Si Sophie Peignier a dans la tête une ligne de conduite, liée aux objectifs globaux et qui constitue le cadre thérapeutique, et si chaque séance suit son déroulé systématique (temps d'accueil, soins apportés au poney...), aucune séance n'est pareille aux autres en cela qu'il y a une écoute du désir des enfants et de ce que peut suggérer l'équipe afin de choisir ensemble ce qui sera fait ce jour-là, que ce soit une activité dans le manège ou une balade. «Parfois au sein même de la séance, comme on travaille avec du vivant, le poney peut nous apporter sa part d'imprévu, autant que les enfants, et on est en capacité de s'adapter : ça rebondit tout le temps. C'est justement ce cadre thérapeutique qui n'est pas rigide qui fait que les enfants parviennent à s'y retrouver, qu'ils peuvent se sentir entendus, écoutés dans leur émotion du moment», explique l'équithérapeute.

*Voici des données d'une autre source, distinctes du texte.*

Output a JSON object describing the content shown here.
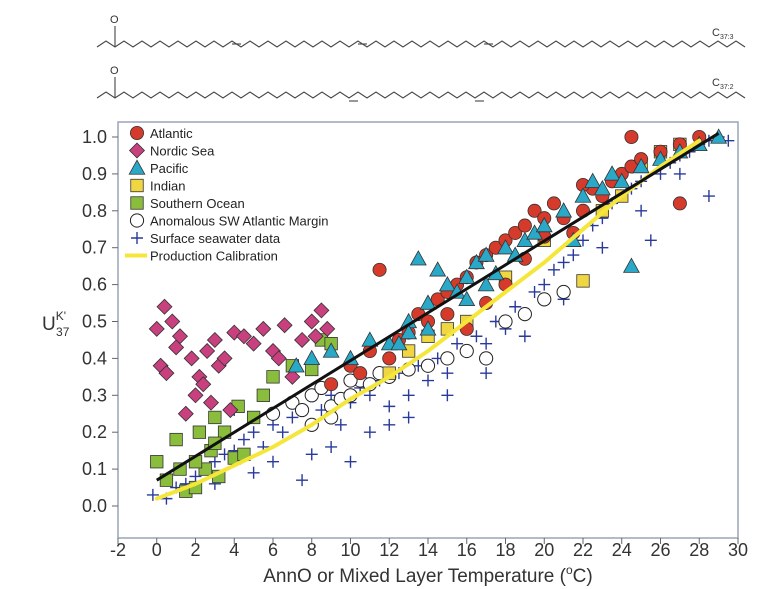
{
  "molecules": {
    "top": {
      "oxygen": "O",
      "label": "C",
      "sub": "37:3"
    },
    "bottom": {
      "oxygen": "O",
      "label": "C",
      "sub": "37:2"
    }
  },
  "chart_data": {
    "type": "scatter",
    "title": "",
    "xlabel": "AnnO or Mixed Layer Temperature (°C)",
    "xlabel_parts": {
      "before": "AnnO or Mixed Layer Temperature (",
      "sup": "o",
      "after": "C)"
    },
    "ylabel": "U^K'_37",
    "ylabel_parts": {
      "base": "U",
      "sup": "K'",
      "sub": "37"
    },
    "xlim": [
      -2,
      30
    ],
    "ylim": [
      0.0,
      1.05
    ],
    "x_ticks": [
      "-2",
      "0",
      "2",
      "4",
      "6",
      "8",
      "10",
      "12",
      "14",
      "16",
      "18",
      "20",
      "22",
      "24",
      "26",
      "28",
      "30"
    ],
    "y_ticks": [
      "0.0",
      "0.1",
      "0.2",
      "0.3",
      "0.4",
      "0.5",
      "0.6",
      "0.7",
      "0.8",
      "0.9",
      "1.0"
    ],
    "grid": false,
    "legend_position": "top-left",
    "series": [
      {
        "name": "Atlantic",
        "marker": "circle",
        "color": "#d63a2a",
        "points": [
          [
            9,
            0.33
          ],
          [
            10,
            0.38
          ],
          [
            10.5,
            0.36
          ],
          [
            11,
            0.42
          ],
          [
            11.5,
            0.64
          ],
          [
            12,
            0.4
          ],
          [
            12.5,
            0.45
          ],
          [
            13,
            0.47
          ],
          [
            13.5,
            0.52
          ],
          [
            14,
            0.5
          ],
          [
            14.5,
            0.56
          ],
          [
            15,
            0.58
          ],
          [
            15.5,
            0.6
          ],
          [
            16,
            0.62
          ],
          [
            16.5,
            0.66
          ],
          [
            17,
            0.68
          ],
          [
            17.5,
            0.7
          ],
          [
            18,
            0.72
          ],
          [
            18.5,
            0.74
          ],
          [
            19,
            0.76
          ],
          [
            19.5,
            0.8
          ],
          [
            20,
            0.78
          ],
          [
            20.5,
            0.82
          ],
          [
            21,
            0.78
          ],
          [
            21.5,
            0.74
          ],
          [
            22,
            0.8
          ],
          [
            22.5,
            0.86
          ],
          [
            23,
            0.84
          ],
          [
            23.5,
            0.88
          ],
          [
            24,
            0.9
          ],
          [
            24.5,
            0.92
          ],
          [
            24.5,
            1.0
          ],
          [
            25,
            0.94
          ],
          [
            26,
            0.96
          ],
          [
            27,
            0.98
          ],
          [
            27,
            0.82
          ],
          [
            28,
            1.0
          ],
          [
            16,
            0.48
          ],
          [
            17,
            0.55
          ],
          [
            18,
            0.6
          ],
          [
            15,
            0.52
          ],
          [
            19,
            0.67
          ],
          [
            20,
            0.73
          ],
          [
            22,
            0.87
          ]
        ]
      },
      {
        "name": "Nordic Sea",
        "marker": "diamond",
        "color": "#c8407e",
        "points": [
          [
            0,
            0.48
          ],
          [
            0.2,
            0.38
          ],
          [
            0.4,
            0.54
          ],
          [
            0.5,
            0.36
          ],
          [
            0.8,
            0.5
          ],
          [
            1,
            0.43
          ],
          [
            1.2,
            0.46
          ],
          [
            1.5,
            0.25
          ],
          [
            1.8,
            0.4
          ],
          [
            2,
            0.3
          ],
          [
            2.2,
            0.35
          ],
          [
            2.4,
            0.33
          ],
          [
            2.6,
            0.42
          ],
          [
            2.8,
            0.28
          ],
          [
            3,
            0.45
          ],
          [
            3.2,
            0.38
          ],
          [
            3.5,
            0.4
          ],
          [
            3.8,
            0.26
          ],
          [
            4,
            0.47
          ],
          [
            4.5,
            0.46
          ],
          [
            5,
            0.44
          ],
          [
            5.5,
            0.48
          ],
          [
            6,
            0.42
          ],
          [
            6.3,
            0.4
          ],
          [
            6.6,
            0.49
          ],
          [
            7,
            0.35
          ],
          [
            7.5,
            0.45
          ],
          [
            8,
            0.5
          ],
          [
            8.2,
            0.46
          ],
          [
            8.5,
            0.53
          ],
          [
            8.8,
            0.48
          ]
        ]
      },
      {
        "name": "Pacific",
        "marker": "triangle",
        "color": "#2aa8c8",
        "points": [
          [
            7.2,
            0.38
          ],
          [
            8,
            0.4
          ],
          [
            9,
            0.42
          ],
          [
            10,
            0.4
          ],
          [
            11,
            0.45
          ],
          [
            12,
            0.44
          ],
          [
            13,
            0.5
          ],
          [
            13.5,
            0.67
          ],
          [
            14,
            0.55
          ],
          [
            14.5,
            0.64
          ],
          [
            15,
            0.6
          ],
          [
            15.5,
            0.58
          ],
          [
            16,
            0.62
          ],
          [
            16.5,
            0.66
          ],
          [
            17,
            0.68
          ],
          [
            17.5,
            0.63
          ],
          [
            18,
            0.7
          ],
          [
            18.5,
            0.68
          ],
          [
            19,
            0.72
          ],
          [
            19.5,
            0.74
          ],
          [
            20,
            0.76
          ],
          [
            21,
            0.8
          ],
          [
            21.5,
            0.72
          ],
          [
            22,
            0.84
          ],
          [
            22.5,
            0.88
          ],
          [
            23,
            0.86
          ],
          [
            23.5,
            0.9
          ],
          [
            24,
            0.88
          ],
          [
            24.5,
            0.65
          ],
          [
            25,
            0.92
          ],
          [
            26,
            0.94
          ],
          [
            27,
            0.96
          ],
          [
            28,
            0.98
          ],
          [
            29,
            1.0
          ],
          [
            12.5,
            0.44
          ],
          [
            13,
            0.47
          ],
          [
            14,
            0.48
          ],
          [
            16,
            0.56
          ],
          [
            17,
            0.6
          ]
        ]
      },
      {
        "name": "Indian",
        "marker": "square",
        "color": "#f0d640",
        "points": [
          [
            12,
            0.36
          ],
          [
            13,
            0.42
          ],
          [
            14,
            0.46
          ],
          [
            15,
            0.48
          ],
          [
            16,
            0.5
          ],
          [
            18,
            0.62
          ],
          [
            20,
            0.72
          ],
          [
            22,
            0.61
          ],
          [
            23,
            0.8
          ],
          [
            24,
            0.84
          ],
          [
            25,
            0.92
          ],
          [
            26,
            0.96
          ],
          [
            27,
            0.98
          ]
        ]
      },
      {
        "name": "Southern Ocean",
        "marker": "square",
        "color": "#8bbd3c",
        "points": [
          [
            0,
            0.12
          ],
          [
            0.5,
            0.07
          ],
          [
            1,
            0.18
          ],
          [
            1.2,
            0.1
          ],
          [
            1.5,
            0.04
          ],
          [
            2,
            0.05
          ],
          [
            2.2,
            0.2
          ],
          [
            2.5,
            0.1
          ],
          [
            2.8,
            0.15
          ],
          [
            3,
            0.24
          ],
          [
            3.2,
            0.08
          ],
          [
            3.5,
            0.2
          ],
          [
            4,
            0.13
          ],
          [
            4.2,
            0.27
          ],
          [
            4.5,
            0.14
          ],
          [
            5,
            0.24
          ],
          [
            5.5,
            0.3
          ],
          [
            6,
            0.35
          ],
          [
            7,
            0.38
          ],
          [
            8,
            0.37
          ],
          [
            8.5,
            0.45
          ],
          [
            9,
            0.44
          ],
          [
            2,
            0.12
          ],
          [
            3,
            0.17
          ]
        ]
      },
      {
        "name": "Anomalous SW Atlantic Margin",
        "marker": "open-circle",
        "color": "#ffffff",
        "points": [
          [
            6,
            0.25
          ],
          [
            7,
            0.28
          ],
          [
            8,
            0.3
          ],
          [
            8.5,
            0.32
          ],
          [
            9,
            0.27
          ],
          [
            9.5,
            0.29
          ],
          [
            10,
            0.3
          ],
          [
            10.5,
            0.34
          ],
          [
            11,
            0.33
          ],
          [
            12,
            0.35
          ],
          [
            13,
            0.37
          ],
          [
            14,
            0.38
          ],
          [
            15,
            0.4
          ],
          [
            16,
            0.42
          ],
          [
            17,
            0.4
          ],
          [
            18,
            0.5
          ],
          [
            19,
            0.52
          ],
          [
            20,
            0.56
          ],
          [
            21,
            0.58
          ],
          [
            8,
            0.22
          ],
          [
            9,
            0.24
          ],
          [
            7.5,
            0.26
          ],
          [
            10,
            0.34
          ],
          [
            11.5,
            0.36
          ]
        ]
      },
      {
        "name": "Surface seawater data",
        "marker": "plus",
        "color": "#2a3a9c",
        "points": [
          [
            -0.2,
            0.03
          ],
          [
            0.5,
            0.02
          ],
          [
            1,
            0.05
          ],
          [
            1.5,
            0.06
          ],
          [
            2,
            0.08
          ],
          [
            2.5,
            0.1
          ],
          [
            3,
            0.12
          ],
          [
            3.5,
            0.14
          ],
          [
            4,
            0.15
          ],
          [
            4.5,
            0.18
          ],
          [
            5,
            0.2
          ],
          [
            5.5,
            0.16
          ],
          [
            6,
            0.22
          ],
          [
            6.5,
            0.2
          ],
          [
            7,
            0.24
          ],
          [
            7.5,
            0.07
          ],
          [
            8,
            0.14
          ],
          [
            8.5,
            0.26
          ],
          [
            9,
            0.3
          ],
          [
            9.5,
            0.22
          ],
          [
            10,
            0.28
          ],
          [
            10.5,
            0.32
          ],
          [
            11,
            0.3
          ],
          [
            11.5,
            0.34
          ],
          [
            12,
            0.27
          ],
          [
            12.5,
            0.36
          ],
          [
            13,
            0.3
          ],
          [
            13.5,
            0.38
          ],
          [
            14,
            0.34
          ],
          [
            14.5,
            0.4
          ],
          [
            15,
            0.36
          ],
          [
            15.5,
            0.44
          ],
          [
            16,
            0.42
          ],
          [
            16.5,
            0.46
          ],
          [
            17,
            0.44
          ],
          [
            17.5,
            0.5
          ],
          [
            18,
            0.48
          ],
          [
            18.5,
            0.54
          ],
          [
            19,
            0.52
          ],
          [
            19.5,
            0.58
          ],
          [
            20,
            0.6
          ],
          [
            20.5,
            0.64
          ],
          [
            21,
            0.66
          ],
          [
            21.5,
            0.68
          ],
          [
            22,
            0.72
          ],
          [
            22.5,
            0.76
          ],
          [
            23,
            0.78
          ],
          [
            23.5,
            0.82
          ],
          [
            24,
            0.84
          ],
          [
            24.5,
            0.86
          ],
          [
            25,
            0.88
          ],
          [
            25.5,
            0.72
          ],
          [
            26,
            0.9
          ],
          [
            26.5,
            0.93
          ],
          [
            27,
            0.95
          ],
          [
            27.5,
            0.96
          ],
          [
            28,
            0.98
          ],
          [
            28.5,
            0.99
          ],
          [
            29,
            1.0
          ],
          [
            29.5,
            0.99
          ],
          [
            4,
            0.26
          ],
          [
            6,
            0.12
          ],
          [
            9,
            0.16
          ],
          [
            11,
            0.2
          ],
          [
            13,
            0.24
          ],
          [
            15,
            0.3
          ],
          [
            17,
            0.36
          ],
          [
            19,
            0.46
          ],
          [
            21,
            0.56
          ],
          [
            23,
            0.7
          ],
          [
            25,
            0.8
          ],
          [
            27,
            0.9
          ],
          [
            28.5,
            0.84
          ],
          [
            3,
            0.06
          ],
          [
            5,
            0.09
          ],
          [
            10,
            0.12
          ],
          [
            12,
            0.22
          ]
        ]
      },
      {
        "name": "Production Calibration",
        "marker": "line",
        "color": "#f5e63a",
        "points": [
          [
            0,
            0.02
          ],
          [
            2,
            0.06
          ],
          [
            4,
            0.11
          ],
          [
            6,
            0.16
          ],
          [
            8,
            0.22
          ],
          [
            10,
            0.29
          ],
          [
            12,
            0.35
          ],
          [
            14,
            0.42
          ],
          [
            16,
            0.5
          ],
          [
            18,
            0.58
          ],
          [
            20,
            0.66
          ],
          [
            22,
            0.75
          ],
          [
            24,
            0.84
          ],
          [
            26,
            0.92
          ],
          [
            28,
            0.99
          ]
        ]
      }
    ],
    "fit_line": {
      "color": "#111111",
      "points": [
        [
          0,
          0.07
        ],
        [
          29,
          1.01
        ]
      ]
    }
  }
}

On voit au contact du poney un visage qui s'ouvre, des grands sourires et même un lâcher-prise qu'on connait moins en dehors de cette activité. Notamment pour les enfants qui ont un trouble de l'attachement. 

De fait, avec du vivant, les séances ne sont jamais les mêmes : parfois certains enfants ne vont pas se montrer disponibles et vont avoir besoin que l'adulte fasse les choses avec eux, main dans la main, ou même carrément à leur place, avec toujours cette possibilité offerte à l'enfant de pouvoir revenir auprès de son poney. Parfois au contraire les enfants tiennent à s'occuper seuls de leurs montures et toujours, l'adulte s'adapte, en présence bienveillante à ses côtés.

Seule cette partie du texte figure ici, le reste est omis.